Meine eigentliche Frage ist, habe ich irgendwas grundsätzliches nicht verstanden? Kann ich auf dem geöffneten Socket nach belieben abwechselnd lesen und schreiben?

Danke gruß,
Tim


----------



## foobar (9. Dez 2005)

Java-IO ist total nervig. Ich habe mich auch schon oft damit rumgeärgert. Jenachdem welche flush-Methode du benutzt handelt es sich um eine nop. Also flushen ist Glücksache 



> Kann ich auf dem geöffneten Socket nach belieben abwechselnd lesen und schreiben?

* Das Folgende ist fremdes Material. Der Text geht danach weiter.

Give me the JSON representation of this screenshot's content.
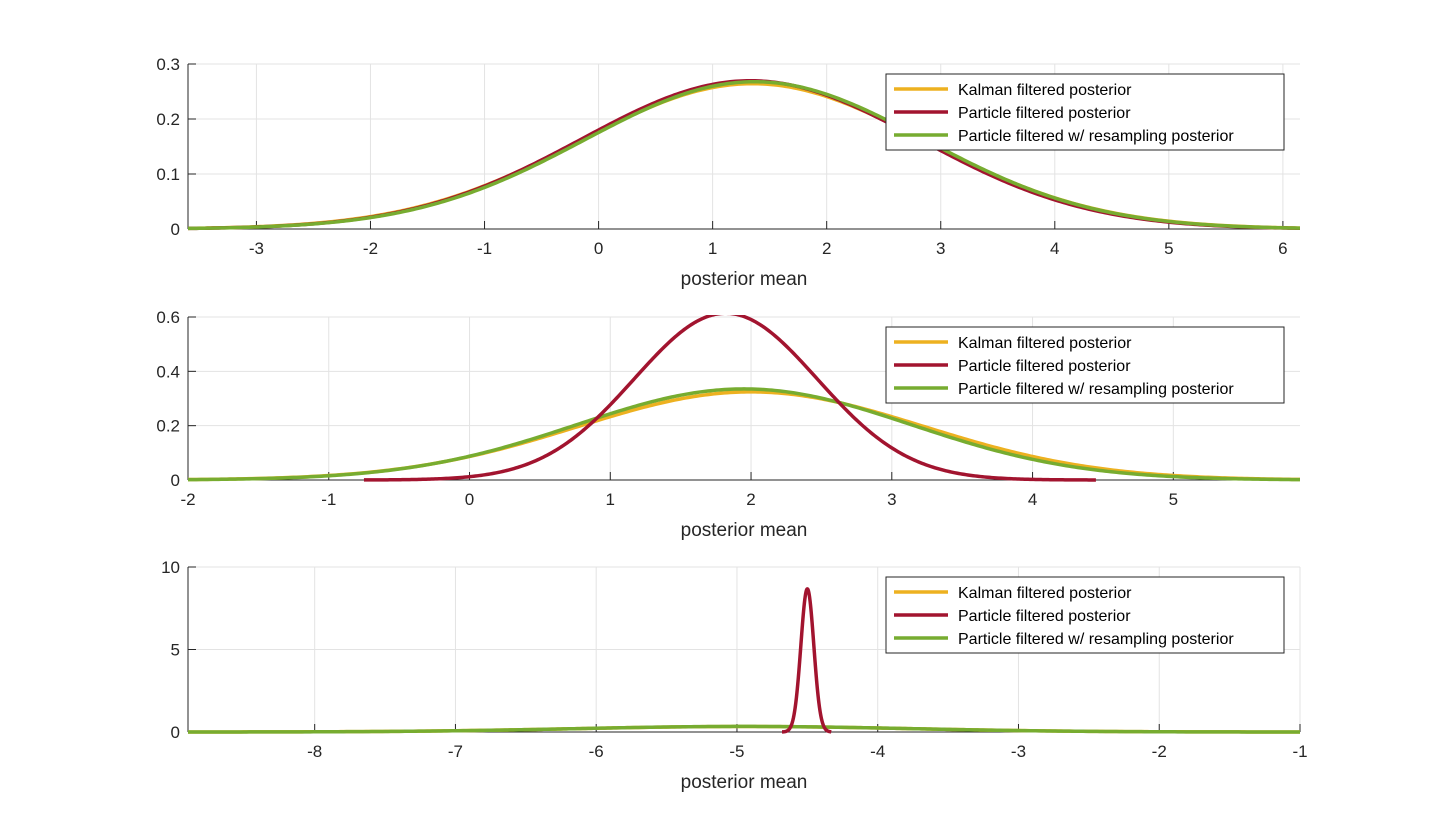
{
  "chart_data": [
    {
      "type": "line",
      "xlabel": "posterior mean",
      "ylabel": "",
      "xlim": [
        -3.6,
        6.15
      ],
      "ylim": [
        0,
        0.3
      ],
      "xticks": [
        -3,
        -2,
        -1,
        0,
        1,
        2,
        3,
        4,
        5,
        6
      ],
      "yticks": [
        0,
        0.1,
        0.2,
        0.3
      ],
      "xtick_labels": [
        "-3",
        "-2",
        "-1",
        "0",
        "1",
        "2",
        "3",
        "4",
        "5",
        "6"
      ],
      "ytick_labels": [
        "0",
        "0.1",
        "0.2",
        "0.3"
      ],
      "grid": true,
      "legend_position": "top-right",
      "series": [
        {
          "name": "Kalman filtered posterior",
          "color": "#EDB120",
          "mean": 1.35,
          "sd": 1.51,
          "range": [
            -3.6,
            6.15
          ]
        },
        {
          "name": "Particle filtered posterior",
          "color": "#A2142F",
          "mean": 1.33,
          "sd": 1.48,
          "range": [
            -3.6,
            6.15
          ]
        },
        {
          "name": "Particle filtered w/ resampling posterior",
          "color": "#77AC30",
          "mean": 1.37,
          "sd": 1.49,
          "range": [
            -3.6,
            6.15
          ]
        }
      ]
    },
    {
      "type": "line",
      "xlabel": "posterior mean",
      "ylabel": "",
      "xlim": [
        -2,
        5.9
      ],
      "ylim": [
        0,
        0.6
      ],
      "xticks": [
        -2,
        -1,
        0,
        1,
        2,
        3,
        4,
        5
      ],
      "yticks": [
        0,
        0.2,
        0.4,
        0.6
      ],
      "xtick_labels": [
        "-2",
        "-1",
        "0",
        "1",
        "2",
        "3",
        "4",
        "5"
      ],
      "ytick_labels": [
        "0",
        "0.2",
        "0.4",
        "0.6"
      ],
      "grid": true,
      "legend_position": "top-right",
      "series": [
        {
          "name": "Kalman filtered posterior",
          "color": "#EDB120",
          "mean": 2.0,
          "sd": 1.23,
          "range": [
            -2,
            5.9
          ]
        },
        {
          "name": "Particle filtered posterior",
          "color": "#A2142F",
          "mean": 1.82,
          "sd": 0.65,
          "range": [
            -0.75,
            4.45
          ]
        },
        {
          "name": "Particle filtered w/ resampling posterior",
          "color": "#77AC30",
          "mean": 1.95,
          "sd": 1.19,
          "range": [
            -2,
            5.9
          ]
        }
      ]
    },
    {
      "type": "line",
      "xlabel": "posterior mean",
      "ylabel": "",
      "xlim": [
        -8.9,
        -1
      ],
      "ylim": [
        0,
        10
      ],
      "xticks": [
        -8,
        -7,
        -6,
        -5,
        -4,
        -3,
        -2,
        -1
      ],
      "yticks": [
        0,
        5,
        10
      ],
      "xtick_labels": [
        "-8",
        "-7",
        "-6",
        "-5",
        "-4",
        "-3",
        "-2",
        "-1"
      ],
      "ytick_labels": [
        "0",
        "5",
        "10"
      ],
      "grid": true,
      "legend_position": "top-right",
      "series": [
        {
          "name": "Kalman filtered posterior",
          "color": "#EDB120",
          "mean": -4.95,
          "sd": 1.2,
          "range": [
            -8.9,
            -1
          ]
        },
        {
          "name": "Particle filtered posterior",
          "color": "#A2142F",
          "mean": -4.5,
          "sd": 0.046,
          "range": [
            -4.68,
            -4.33
          ]
        },
        {
          "name": "Particle filtered w/ resampling posterior",
          "color": "#77AC30",
          "mean": -4.95,
          "sd": 1.18,
          "range": [
            -8.9,
            -1
          ]
        }
      ]
    }
  ]
}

Das funktioniert. Http macht das genauso


----------



## TheSunToucher (9. Dez 2005)

Danke für die Antwort.
Ich glaube ich bin einen Schritt weiter, die fremde Applikation sendet nech der Nachricht kein \n und deshalb wartet sich meine read()-Methode tot. Kann ich nicht von einem Stream lesen ohne auf \n zu warten?


----------



## Mag1c (9. Dez 2005)

Hi,

sicher kannst du das. Du mußt nur definiert das Ende der Nachricht erkennen können. Bei readLine liest er eben immer bis zu einem Zeilenende. Aber es gibt ja auch noch die normalen read-Methoden  :wink: 

Gruß
Mag1c


----------



## foobar (9. Dez 2005)

> sicher kannst du das. Du mußt nur definiert das Ende der Nachricht erkennen können. Bei readLine liest er eben immer bis zu einem Zeilenende.


Das war bei mir auch das problem, deshalb habe ich eine EndenachrichtPI(<?END?>) angehängt, dann klappt das viel besser.


----------